Additionally, it is worth mentioning that some attributes are modeled as a 
\emph{classification}. All these have to be listed
as separate elements in the data model. This has been done for all attributes
that are more or less subject to little or no change. In fact, all known suffix
and prefix morphemes should be known for the language investigated and are
therefore defined as a classification.
The same is true for the parts of speech named \emph{pos} in the morphilo data
model above.
Here the PENN-Treebank tagset was used. Last, the different morphemic layers in
the standard model named \emph{m} are changed to $m1$ through $m5$. This is the
only change in the standard that could be problematic if the data is to be
processed elsewhere and the change is not documented more explicitly. Yet, this
change was necessary for the MyCoRe repository throws errors caused by ambiguity 
issues on the different $m$-layers.

The second data model describes only very few properties of the text corpora
from which the words are extracted. Listing \ref{lst:corpusdatamodel} depicts
only the meta data element. For the sake of simplicity of the prototype, this
data model is kept as simple as possible. The obligatory field is the name of
the corpus. Specific dates of the corpus are classified as optional because in
some cases a text cannot be dated reliably. 

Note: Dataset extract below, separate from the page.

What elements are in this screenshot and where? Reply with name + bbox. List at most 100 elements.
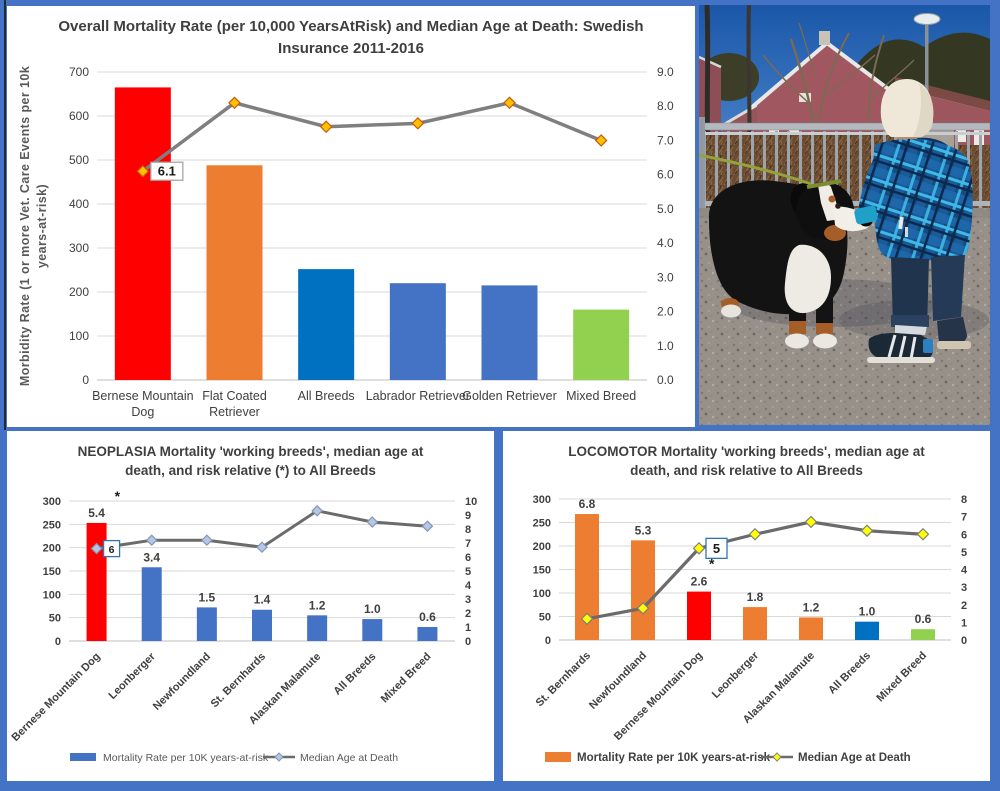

\begin{lstlisting}[language=XML,caption={Corpus Data
Model},label=lst:corpusdatamodel] 
<metadata> 
 <!-- Pflichtfelder --> 
 <element name="korpusname" type="text" minOccurs="1" maxOccurs="1"/> 
 <!-- Optionale Felder --> 
 <element name="sprache" type="text" minOccurs="0" maxOccurs="1"/>
 <element name="size" type="number" minOccurs="0" maxOccurs="1"/>
 <element name="datefrom" type="text" minOccurs="0" maxOccurs="1"/>
 <element name="dateuntil" type="text" minOccurs="0" maxOccurs="1"/>
 <!-- number of words -->
 <element name="NoW" type="text" minOccurs="0" maxOccurs="1"/>
 <element name="corpuslink" type="link" minOccurs="0" maxOccurs="unbounded">
  <target type="morphilo"/>
 </element>
</metadata>
\end{lstlisting}

As a final remark, one might have noticed that all attributes are modelled as
strings although other data types are available and fields encoding the dates or
the number of words suggest otherwise. The MyCoRe framework even provides a
data type \emph{historydate}. There is not a very satisfying answer to its
disuse.
All that can be said is that the use of data types different than the string
leads later on to problems in the convergence between the search engine and the
repository framework. These issues seem to be well known and can be followed on
github.